"Por quê?"



"Por quê?" - Não faça desta pergunta uma arma, a vítima pode ser você!

13 de ago. de 2010

Voz

Dentre as grandes doenças das almas urbanas, a que considero mais grave é o não saber ouvir. Dar ao outro o direito de voz é fundamental para um mundo mais humano e saudável. O que vejo hoje é um reino dividido entre seres com urgência de falar e seres que insistem em não ouvir. E esses seres se revezam em seus papéis intermitentes.

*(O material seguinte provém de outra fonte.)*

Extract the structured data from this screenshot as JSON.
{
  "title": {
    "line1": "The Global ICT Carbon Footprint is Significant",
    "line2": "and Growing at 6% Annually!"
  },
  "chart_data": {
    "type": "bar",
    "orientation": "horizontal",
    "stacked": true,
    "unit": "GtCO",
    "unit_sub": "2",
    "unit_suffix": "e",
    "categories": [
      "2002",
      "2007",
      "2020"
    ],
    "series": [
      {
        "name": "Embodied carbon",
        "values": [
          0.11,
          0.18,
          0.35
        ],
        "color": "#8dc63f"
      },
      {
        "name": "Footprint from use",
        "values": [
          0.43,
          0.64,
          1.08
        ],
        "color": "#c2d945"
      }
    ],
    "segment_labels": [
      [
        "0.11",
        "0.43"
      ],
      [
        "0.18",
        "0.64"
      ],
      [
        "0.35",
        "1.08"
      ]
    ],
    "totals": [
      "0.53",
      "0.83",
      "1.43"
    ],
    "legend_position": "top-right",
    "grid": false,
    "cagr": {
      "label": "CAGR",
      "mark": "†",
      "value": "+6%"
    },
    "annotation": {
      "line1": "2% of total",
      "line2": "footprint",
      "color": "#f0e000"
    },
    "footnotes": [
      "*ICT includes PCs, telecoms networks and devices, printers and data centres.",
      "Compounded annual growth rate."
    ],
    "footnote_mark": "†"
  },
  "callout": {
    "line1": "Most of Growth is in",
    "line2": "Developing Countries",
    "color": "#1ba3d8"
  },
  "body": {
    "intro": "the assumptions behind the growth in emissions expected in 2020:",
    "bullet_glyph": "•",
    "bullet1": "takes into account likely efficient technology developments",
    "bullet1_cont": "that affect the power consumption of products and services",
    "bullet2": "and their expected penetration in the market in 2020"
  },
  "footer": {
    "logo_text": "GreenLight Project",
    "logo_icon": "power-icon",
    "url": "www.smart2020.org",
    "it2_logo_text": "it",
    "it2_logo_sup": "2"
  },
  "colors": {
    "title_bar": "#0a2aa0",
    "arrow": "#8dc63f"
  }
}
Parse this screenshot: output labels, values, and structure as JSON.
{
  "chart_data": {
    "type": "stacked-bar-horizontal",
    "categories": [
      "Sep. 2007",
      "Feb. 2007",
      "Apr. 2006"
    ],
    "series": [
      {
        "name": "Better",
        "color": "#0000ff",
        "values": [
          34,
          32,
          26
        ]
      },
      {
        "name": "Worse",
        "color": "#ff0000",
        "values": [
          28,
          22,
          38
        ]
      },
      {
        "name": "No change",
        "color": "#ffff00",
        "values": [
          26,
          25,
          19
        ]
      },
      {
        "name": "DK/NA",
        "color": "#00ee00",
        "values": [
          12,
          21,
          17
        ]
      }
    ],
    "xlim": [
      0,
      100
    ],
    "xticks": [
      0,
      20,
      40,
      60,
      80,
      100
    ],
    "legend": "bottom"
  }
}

Talvez ouvir não seja mesmo uma tarefa simples, porque envolve elementos outros além de um simples ouvido. Quem se nega a ouvir o outro, na maioria das vezes, se nega também a ouvir a si próprio. E aquele que precisa falar acaba sendo um estorvo porque, ao tentar se expressar, impõe a seu interlocutor o risco de ouvir justamente os ecos de suas próprias profundezas, ecos que muitas vezes o ouvinte não quer escutar e dos quais vive a fugir.

O mundo está doente por falta de expressão. E a expressão depende do outro, de sua compreensão, ou mesmo de sua incompreensão, mas sobretudo do seu contato e calor. Negar o direito de voz a alguém é impedir esse alguém de se representar, de dizer "eu existo". E isto consiste, de certa forma, numa espécie de eutanásia existencial. É um pequeno crime por omissão, com que chega com uma série de atenuantes pouco convincentes: falta de tempo, de paciência, de disposição, oportunidade, sossego etc. É, precisa de tudo isso sim, tempo, paciência, disposição e muito mais. Mas, sobretudo, precisa que ambas as partes estejam ali inteiras, guardando algum respeito pelo ser humano e sua importância.

Nem sempre é um psicanalista ou um representante religioso o depositário certo das nossas manifestações. Ser ouvido por esses atendentes oficiais e oficiosos não envolve troca. Aquele que traz em si a urgência da voz não precisa apenas de um ouvido, precisa também saber que quem o ouve tem um coração, e que o sentido da vida está na permuta e na compreensão das experiências humanas.